Aucune idéologie, aucune théorie, aucune religion ne remplit le couffin de la ménagère. Il est assuré par le travail de tous ses habitants sans distinction de race, de religion ou de langue.
Que les uns et les autres nous dévoilent leur part de lumière et leur part d'ombre. La laïcité n'est pas un cache-sexe et le hidjab n'est pas une ceinture de virginité. La plupart des Algériens n'aiment pas aller au paradis le ventre creux, ils préfèrent partir à l'enfer le ventre plein pour se nourrir du contenu de leurs entrailles. Le ventre est l'épicentre de tous les courants politiques islamistes ou laïcs qu'ils agissent au nom de la religion, de l'Etat ou des droits de l'homme. Ils sont tous animés par la volonté de faire fortune ou de se remplir le ventre sans investir et sans produire. Cette politique ne s'accommode pas de la présence d'économistes, ce sont des trouble-fêtes, il faut s'en débarrasser ; on leur préfère de loin les « gargantuas ». L'appétit venant en mangeant et la réussite matérielle en rampant.
C'est une politique dans laquelle on accepte toutes les compromissions, pourvu que le ventre soit plein. « Qui rentre fait ventre ». Qu'importe si plus tard on fera l'objet de chantage. Le chantage est une arme redoutable en politique. Personne ne peut y échapper. Le feu n'épargne que les ventres vides. Faut-il faire la grève du ventre pour s'en prémunir ? Qui en a le désir ? Ou plutôt qui a intérêt? Evidemment personne : « C'est le ventre qui porte les pieds et non le contraire ». C'est la poche saharienne qui finance la politique du ventre. « Quand le ventre est plein, il demande à la tête de chanter ».

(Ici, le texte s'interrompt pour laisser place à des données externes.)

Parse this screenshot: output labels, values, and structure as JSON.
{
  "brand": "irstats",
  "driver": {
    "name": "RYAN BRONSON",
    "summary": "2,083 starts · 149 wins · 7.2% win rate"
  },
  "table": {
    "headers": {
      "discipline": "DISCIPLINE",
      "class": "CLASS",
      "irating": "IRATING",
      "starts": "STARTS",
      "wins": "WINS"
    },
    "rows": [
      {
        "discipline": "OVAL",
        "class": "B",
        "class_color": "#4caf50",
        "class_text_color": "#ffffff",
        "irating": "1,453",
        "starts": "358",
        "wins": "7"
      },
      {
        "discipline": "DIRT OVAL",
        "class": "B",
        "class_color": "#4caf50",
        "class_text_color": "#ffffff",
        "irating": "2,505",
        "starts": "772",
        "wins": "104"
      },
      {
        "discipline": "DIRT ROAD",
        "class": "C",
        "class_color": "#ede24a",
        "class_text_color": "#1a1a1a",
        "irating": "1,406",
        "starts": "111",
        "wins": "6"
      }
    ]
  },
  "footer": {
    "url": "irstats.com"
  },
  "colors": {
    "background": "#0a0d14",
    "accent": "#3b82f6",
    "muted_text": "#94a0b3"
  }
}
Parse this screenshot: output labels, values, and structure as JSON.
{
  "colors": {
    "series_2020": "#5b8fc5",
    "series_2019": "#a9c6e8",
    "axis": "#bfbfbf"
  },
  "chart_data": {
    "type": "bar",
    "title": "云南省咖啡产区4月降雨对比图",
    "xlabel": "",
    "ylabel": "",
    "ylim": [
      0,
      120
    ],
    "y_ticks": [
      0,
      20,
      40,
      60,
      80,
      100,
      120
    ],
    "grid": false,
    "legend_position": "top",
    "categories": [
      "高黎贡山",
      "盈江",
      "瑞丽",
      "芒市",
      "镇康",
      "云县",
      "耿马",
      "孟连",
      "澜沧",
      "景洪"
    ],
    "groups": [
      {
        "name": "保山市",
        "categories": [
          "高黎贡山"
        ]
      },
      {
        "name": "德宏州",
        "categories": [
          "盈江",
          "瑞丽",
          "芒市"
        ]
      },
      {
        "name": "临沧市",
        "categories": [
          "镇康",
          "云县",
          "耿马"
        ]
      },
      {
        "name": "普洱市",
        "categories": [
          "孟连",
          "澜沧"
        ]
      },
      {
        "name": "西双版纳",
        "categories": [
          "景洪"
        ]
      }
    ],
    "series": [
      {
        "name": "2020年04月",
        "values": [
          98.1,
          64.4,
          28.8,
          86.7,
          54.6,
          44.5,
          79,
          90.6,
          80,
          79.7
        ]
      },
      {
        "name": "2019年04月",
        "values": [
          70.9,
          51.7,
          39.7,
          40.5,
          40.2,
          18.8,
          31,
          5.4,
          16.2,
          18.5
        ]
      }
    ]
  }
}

De la danse du ventre au nu intégral, l'élite intellectuelle au pouvoir ou dans l'opposition ne séduit plus, elle se range du côté du vainqueur. Elle se donne au plus offrant. Le peuple est pauvre, l'élite est riche ; l'un est frais, il est puceau, « tout a un début » ; l'autre est âgé, il est usé ; le corps dépérit mais le désir ne s'éteint jamais. L'Occident et le monde arabe voient par le trou de la serrure. Ils sont dans le voyeurisme.
Les jeunes sont dans l'action, les vieux dans la contemplation. L'Algérien veut tout, tout de suite et sans effort. D'une main, il signe un pacte avec le diable et de l'autre main il prie Dieu de lui venir en aide. « Dieu nous donne des bras mais ne construit pas les ponts », lui rappelle un proverbe arabe. Les chrétiens diront « aide-toi, le ciel t'aideras ». Déçu par tant de forfaitures, demain ne l'intéresse pas, seul le présent compte. « Fais-moi vivre aujourd'hui et jette-moi dans l'enfer demain ». Hier, il avait le colon sur le dos, aujourd'hui il n'a personne sur le dos. Il s'est débarrassé du burnous trempé de sueur de la colonisation pour enfiler la djellaba blanche de l'indépendance. Ceux qui refusent de comprendre le passé sont condamnés à le revivre. D'une économie pastorale à une économie rentière, le pas est vite franchi, Hier, avec les moutons et les abeilles, aujourd'hui avec le pétrole et le gaz, l'argent vient en dormant. « Regda out manger ».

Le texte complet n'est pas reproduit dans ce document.